Dalam sosialisasi tersebut, para pedagang diimbau untuk membawa peralatan kebersihan seperti sapu, cikrak, dan kantong sampah. Mereka juga diharapkan membersihkan area berjualan setelah selesai beraktivitas dan memindahkan sampah ke tempat sampah portabel yang telah disediakan oleh DLH. Ketentuan ini berlaku bagi pedagang saat pelaksanaan Car Free Day (CFD) maupun Car Free Night (CFN), dengan jam operasional hingga pukul 24.00 WIB.
Kepala Dinas Lingkungan Hidup Kabupaten Lumajang, Hertutik, menekankan bahwa menjaga kebersihan Alun-Alun adalah tanggung jawab bersama yang memerlukan partisipasi aktif dari semua pihak, termasuk para pedagang. “Kebiasaan sederhana seperti membersihkan lapak sebelum pulang akan memberikan dampak besar terhadap kenyamanan masyarakat yang memanfaatkan Alun-Alun sebagai ruang berkumpul, berolahraga, maupun berekreasi,” ujarnya.

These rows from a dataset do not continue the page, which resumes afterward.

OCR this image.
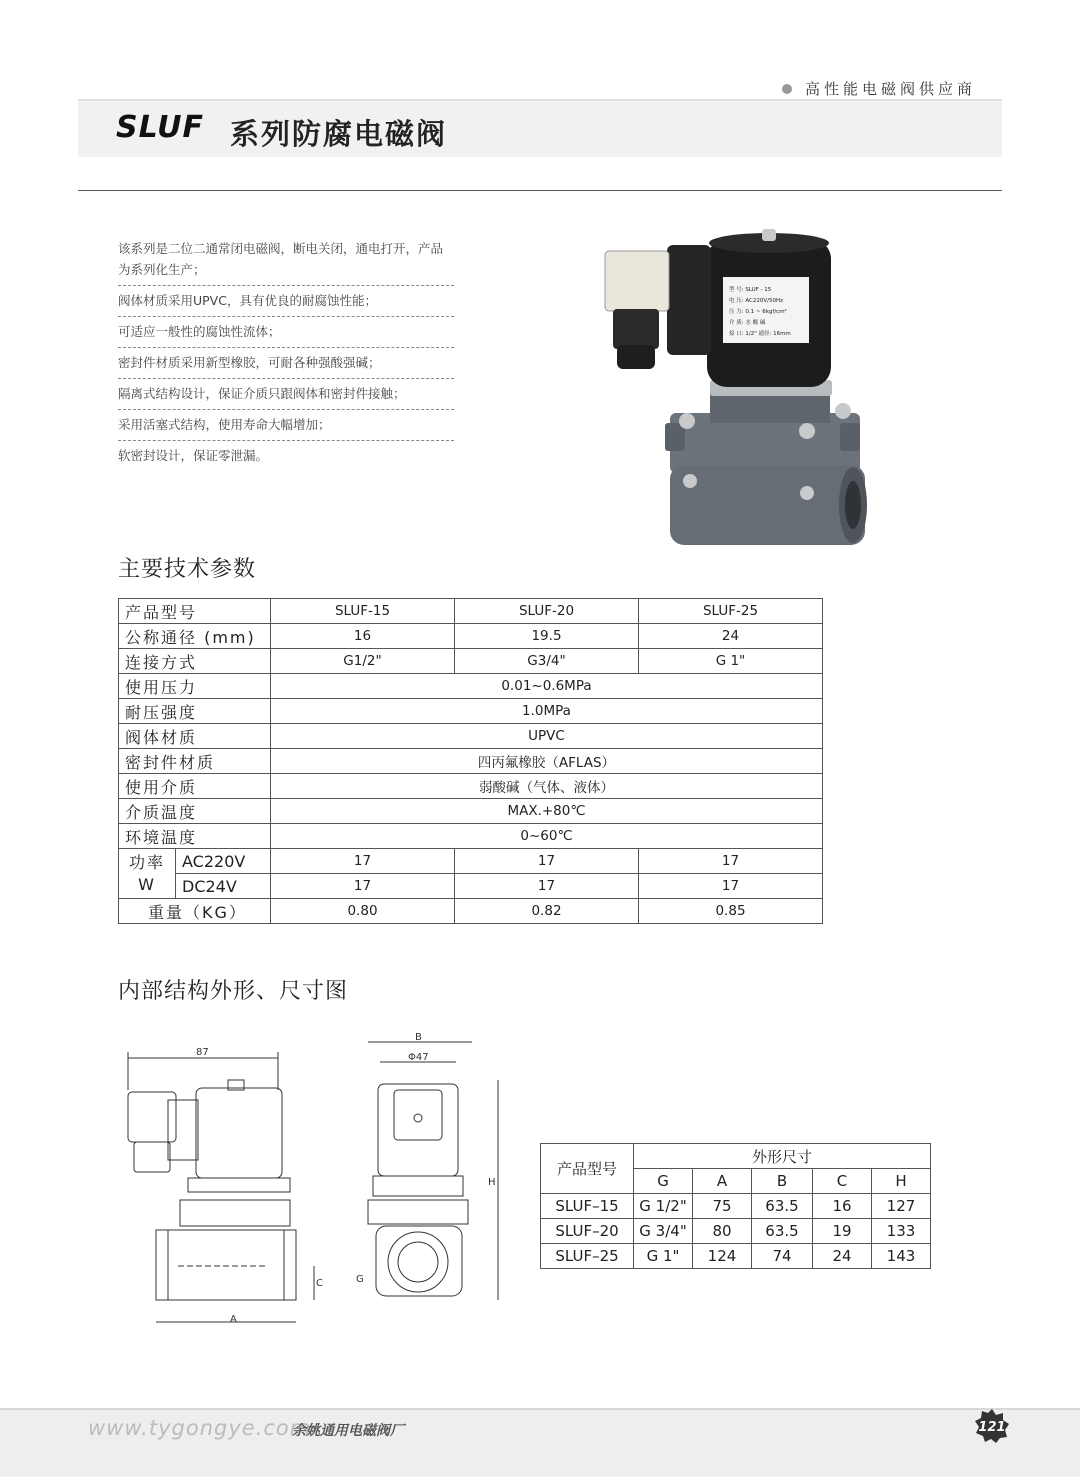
高性能电磁阀供应商
SLUF 系列防腐电磁阀
该系列是二位二通常闭电磁阀，断电关闭，通电打开，产品为系列化生产；
阀体材质采用UPVC，具有优良的耐腐蚀性能；
可适应一般性的腐蚀性流体；
密封件材质采用新型橡胶，可耐各种强酸强碱；
隔离式结构设计，保证介质只跟阀体和密封件接触；
采用活塞式结构，使用寿命大幅增加；
软密封设计，保证零泄漏。
型 号: SLUF - 15
电 压: AC220V/50Hz
压 力: 0.1 ~ 6kgf/cm²
介 质: 水 酸 碱
接 口: 1/2" 通径: 16mm
主要技术参数
产品型号		SLUF-15	SLUF-20	SLUF-25
公称通径 (mm)		16	19.5	24
连接方式		G1/2"	G3/4"	G 1"
使用压力		0.01~0.6MPa		
耐压强度		1.0MPa		
阀体材质		UPVC		
密封件材质		四丙氟橡胶（AFLAS）		
使用介质		弱酸碱（气体、液体）		
介质温度		MAX.+80℃		
环境温度		0~60℃		
功率
W	AC220V	17	17	17
	DC24V	17	17	17
重量（KG）		0.80	0.82	0.85
内部结构外形、尺寸图
87
A
C
B
Φ47
H
G
产品型号	外形尺寸				
	G	A	B	C	H
SLUF–15	G 1/2"	75	63.5	16	127
SLUF–20	G 3/4"	80	63.5	19	133
SLUF–25	G 1"	124	74	24	143
www.tygongye.com
余姚通用电磁阀厂	121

Hertutik menambahkan bahwa lingkungan yang bersih tidak hanya meningkatkan kenyamanan pengunjung, tetapi juga mendukung aktivitas ekonomi para pedagang karena menciptakan pengalaman yang lebih baik bagi masyarakat. Melalui sosialisasi ini, DLH Kabupaten Lumajang berharap budaya peduli lingkungan semakin tumbuh di kalangan pedagang dan menjadi bagian dari aktivitas sehari-hari. Dengan kolaborasi pemerintah dan masyarakat, Alun-Alun Lumajang diharapkan tetap menjadi ruang publik yang bersih, tertata, dan nyaman bagi seluruh lapisan masyarakat.